If $\lambda _1(- \Delta + q(x)) >0$, then the expression
$(u,v)_q= \int _{\Omega} \nabla u \nabla v \ dx +\int_{\Omega} q(x)uv \ dx$
defines on $H_0^1(\Omega)$ a scalar product that induces a norm equivalent to the standard one.
To show that the two norms are equivalent , we need prove there exists two nonnegative constants $C_1,C_2$ such that $C_1\|u\|_{H_0 ^1} \leq \|u\|_q \leq C_2\|u\|_{H_0 ^1}$
My question is how to prove that there exists a constant $C>0$ such that $\|u\|_q \ge C\|u\|_{H_0 ^1}$.

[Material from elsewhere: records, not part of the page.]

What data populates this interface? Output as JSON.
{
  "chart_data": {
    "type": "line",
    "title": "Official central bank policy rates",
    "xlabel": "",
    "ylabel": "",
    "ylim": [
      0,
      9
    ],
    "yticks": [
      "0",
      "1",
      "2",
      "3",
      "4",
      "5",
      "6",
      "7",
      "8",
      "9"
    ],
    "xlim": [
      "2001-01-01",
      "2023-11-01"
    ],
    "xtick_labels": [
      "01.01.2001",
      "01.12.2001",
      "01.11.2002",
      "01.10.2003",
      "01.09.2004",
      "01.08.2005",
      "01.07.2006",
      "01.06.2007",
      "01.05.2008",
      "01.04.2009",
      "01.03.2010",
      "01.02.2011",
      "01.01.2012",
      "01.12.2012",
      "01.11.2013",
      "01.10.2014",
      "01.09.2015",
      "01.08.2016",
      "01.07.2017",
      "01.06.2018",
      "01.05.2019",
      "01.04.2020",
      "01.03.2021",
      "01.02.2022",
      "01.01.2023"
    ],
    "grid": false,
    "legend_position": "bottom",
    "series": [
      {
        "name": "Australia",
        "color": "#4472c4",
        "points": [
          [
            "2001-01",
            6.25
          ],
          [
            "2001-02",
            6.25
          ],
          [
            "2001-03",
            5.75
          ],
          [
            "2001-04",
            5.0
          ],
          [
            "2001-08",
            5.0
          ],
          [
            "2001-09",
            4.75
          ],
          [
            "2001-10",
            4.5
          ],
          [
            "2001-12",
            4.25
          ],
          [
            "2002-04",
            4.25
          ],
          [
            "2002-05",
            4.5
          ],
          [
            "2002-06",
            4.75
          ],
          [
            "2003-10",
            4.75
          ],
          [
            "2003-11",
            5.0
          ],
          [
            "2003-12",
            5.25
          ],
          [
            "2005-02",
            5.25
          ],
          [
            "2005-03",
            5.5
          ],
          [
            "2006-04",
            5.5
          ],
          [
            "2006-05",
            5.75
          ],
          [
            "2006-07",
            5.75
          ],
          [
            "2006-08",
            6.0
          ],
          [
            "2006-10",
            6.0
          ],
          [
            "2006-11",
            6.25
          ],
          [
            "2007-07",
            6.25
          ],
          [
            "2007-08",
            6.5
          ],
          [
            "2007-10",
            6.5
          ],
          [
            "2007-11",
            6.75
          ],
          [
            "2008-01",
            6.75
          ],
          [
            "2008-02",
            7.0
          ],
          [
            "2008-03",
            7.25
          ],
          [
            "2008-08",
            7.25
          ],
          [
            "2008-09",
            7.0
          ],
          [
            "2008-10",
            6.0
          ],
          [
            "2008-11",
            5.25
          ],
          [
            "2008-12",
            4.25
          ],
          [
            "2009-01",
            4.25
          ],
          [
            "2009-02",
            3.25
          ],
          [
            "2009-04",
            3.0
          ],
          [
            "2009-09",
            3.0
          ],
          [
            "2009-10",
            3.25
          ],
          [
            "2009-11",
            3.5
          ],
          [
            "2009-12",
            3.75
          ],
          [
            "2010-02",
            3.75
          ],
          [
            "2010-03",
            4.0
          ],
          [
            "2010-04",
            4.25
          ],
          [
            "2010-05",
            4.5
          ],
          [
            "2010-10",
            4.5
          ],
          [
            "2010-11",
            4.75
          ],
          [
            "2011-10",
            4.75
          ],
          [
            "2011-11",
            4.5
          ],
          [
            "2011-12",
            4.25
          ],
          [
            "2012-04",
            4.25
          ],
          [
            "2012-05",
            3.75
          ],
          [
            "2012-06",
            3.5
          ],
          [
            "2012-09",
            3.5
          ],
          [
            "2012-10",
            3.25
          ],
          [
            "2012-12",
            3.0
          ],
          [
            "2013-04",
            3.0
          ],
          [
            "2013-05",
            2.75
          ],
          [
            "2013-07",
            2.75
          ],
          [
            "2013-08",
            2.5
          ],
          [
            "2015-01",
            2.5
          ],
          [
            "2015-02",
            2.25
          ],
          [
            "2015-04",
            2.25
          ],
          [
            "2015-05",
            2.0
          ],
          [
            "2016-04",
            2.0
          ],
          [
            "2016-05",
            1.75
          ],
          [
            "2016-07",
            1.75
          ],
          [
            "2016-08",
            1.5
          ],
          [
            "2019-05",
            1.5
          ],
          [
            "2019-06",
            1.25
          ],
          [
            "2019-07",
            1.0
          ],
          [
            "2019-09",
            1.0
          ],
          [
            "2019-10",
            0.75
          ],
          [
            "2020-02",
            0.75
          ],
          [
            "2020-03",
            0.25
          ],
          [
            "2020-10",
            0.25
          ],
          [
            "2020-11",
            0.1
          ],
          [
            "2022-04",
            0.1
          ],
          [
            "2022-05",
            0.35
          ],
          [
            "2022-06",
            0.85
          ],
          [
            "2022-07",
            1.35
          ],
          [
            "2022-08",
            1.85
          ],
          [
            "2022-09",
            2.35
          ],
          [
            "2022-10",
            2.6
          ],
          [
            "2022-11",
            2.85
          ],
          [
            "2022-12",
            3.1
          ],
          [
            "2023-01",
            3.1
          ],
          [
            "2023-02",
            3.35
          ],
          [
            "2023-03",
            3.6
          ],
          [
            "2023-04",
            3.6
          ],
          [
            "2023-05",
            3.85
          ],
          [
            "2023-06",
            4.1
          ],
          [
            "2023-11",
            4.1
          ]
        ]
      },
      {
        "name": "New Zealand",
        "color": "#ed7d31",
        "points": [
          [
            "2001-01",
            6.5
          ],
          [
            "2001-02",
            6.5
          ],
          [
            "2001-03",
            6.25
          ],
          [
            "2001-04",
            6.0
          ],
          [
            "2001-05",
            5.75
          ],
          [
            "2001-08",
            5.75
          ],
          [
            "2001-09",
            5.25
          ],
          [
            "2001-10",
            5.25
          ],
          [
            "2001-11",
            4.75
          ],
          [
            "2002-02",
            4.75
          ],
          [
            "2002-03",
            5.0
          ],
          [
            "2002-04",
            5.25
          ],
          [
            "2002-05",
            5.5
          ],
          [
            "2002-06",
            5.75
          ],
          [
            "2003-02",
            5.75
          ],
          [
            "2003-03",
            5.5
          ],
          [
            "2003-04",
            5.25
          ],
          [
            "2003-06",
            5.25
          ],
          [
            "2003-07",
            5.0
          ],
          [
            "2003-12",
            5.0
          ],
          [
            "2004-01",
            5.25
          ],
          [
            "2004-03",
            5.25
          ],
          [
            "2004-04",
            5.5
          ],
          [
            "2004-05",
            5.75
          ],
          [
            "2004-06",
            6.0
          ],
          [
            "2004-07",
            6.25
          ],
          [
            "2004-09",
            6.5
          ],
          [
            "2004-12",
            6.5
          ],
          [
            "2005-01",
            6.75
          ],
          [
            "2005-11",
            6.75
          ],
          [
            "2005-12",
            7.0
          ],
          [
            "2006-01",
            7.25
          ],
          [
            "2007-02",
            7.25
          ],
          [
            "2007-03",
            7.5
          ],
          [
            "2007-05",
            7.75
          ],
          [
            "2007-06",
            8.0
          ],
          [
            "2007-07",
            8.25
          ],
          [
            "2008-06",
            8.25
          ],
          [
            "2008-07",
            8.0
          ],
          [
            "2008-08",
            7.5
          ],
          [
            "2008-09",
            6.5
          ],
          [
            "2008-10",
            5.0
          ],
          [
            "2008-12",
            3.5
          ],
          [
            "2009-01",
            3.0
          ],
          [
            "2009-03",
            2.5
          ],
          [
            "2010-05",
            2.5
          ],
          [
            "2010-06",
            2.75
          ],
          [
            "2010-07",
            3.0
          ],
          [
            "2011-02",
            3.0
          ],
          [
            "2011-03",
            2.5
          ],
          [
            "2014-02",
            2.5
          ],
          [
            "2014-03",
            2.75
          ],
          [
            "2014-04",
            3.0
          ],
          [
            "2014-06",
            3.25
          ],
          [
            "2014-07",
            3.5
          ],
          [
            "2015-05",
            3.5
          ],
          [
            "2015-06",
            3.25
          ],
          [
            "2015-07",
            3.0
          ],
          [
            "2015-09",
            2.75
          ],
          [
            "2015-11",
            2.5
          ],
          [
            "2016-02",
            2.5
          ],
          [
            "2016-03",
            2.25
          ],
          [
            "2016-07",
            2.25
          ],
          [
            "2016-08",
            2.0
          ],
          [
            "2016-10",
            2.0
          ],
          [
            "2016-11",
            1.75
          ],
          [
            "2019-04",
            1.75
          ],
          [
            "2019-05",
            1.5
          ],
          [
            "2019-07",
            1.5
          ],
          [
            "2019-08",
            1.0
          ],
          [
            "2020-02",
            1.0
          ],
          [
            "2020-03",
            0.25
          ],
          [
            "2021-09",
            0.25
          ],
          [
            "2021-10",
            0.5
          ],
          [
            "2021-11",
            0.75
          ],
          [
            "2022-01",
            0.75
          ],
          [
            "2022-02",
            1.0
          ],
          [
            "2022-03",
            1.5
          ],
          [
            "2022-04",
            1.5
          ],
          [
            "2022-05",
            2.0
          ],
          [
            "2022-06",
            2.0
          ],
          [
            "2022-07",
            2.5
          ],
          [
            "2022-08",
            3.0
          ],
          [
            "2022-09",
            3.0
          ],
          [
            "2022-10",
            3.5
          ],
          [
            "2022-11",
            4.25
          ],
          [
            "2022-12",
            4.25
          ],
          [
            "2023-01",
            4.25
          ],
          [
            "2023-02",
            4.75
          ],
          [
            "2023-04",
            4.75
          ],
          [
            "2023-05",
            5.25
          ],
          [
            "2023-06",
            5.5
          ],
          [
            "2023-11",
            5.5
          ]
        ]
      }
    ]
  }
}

We want to prove that there is $c>0$ such that $$ \|u\|_{H^1}^2 \le c \int_\Omega |\nabla u_n|^2 + qu^2 dx \quad \forall u\in H^1_0(\Omega). $$ Let me prove the inequality by contradiction. Assume the claim does not hold. Then for every $n$ there is $u_n \in H^1_0(\Omega)$ such that $$ \|u_n\|_{H^1}^2 > n \int_\Omega |\nabla u_n|^2 + qu_n^2 dx. $$ The right-hand side is $\ge \lambda_1 \|u_n\|_{L^2}^2$, this implies $u_n \ne0$. We can replace $u_n$ by $\frac1{\|u_n\|_{H^1}}u_n$, and thus we can assume $\|u_n\|_{H^1} =1$. The inequality $$ 1 = \|u_n\|_{H^1}^2 > n \int_\Omega |\nabla u_n|^2 + qu_n^2 dx \ge n\lambda_1 \|u_n\|_{L^2}^2 $$ implies $u_n \to 0$ in $L^2(\Omega)$, which in turn implies $\int_\Omega qu_n^2 dx \to 0$ by Hoelder inequality. In addition, we have $$ \frac 1n - \int_\Omega qu_n^2 dx> \int_\Omega |\nabla u_n|^2 dx \ge 0, $$ and hence $\nabla u_n \to 0$ in $L^2(\Omega)$, which implies $u_n \to 0$ in $H^1(\Omega)$. This is a contradiction to $1 = \|u_n\|_{H^1}^2$.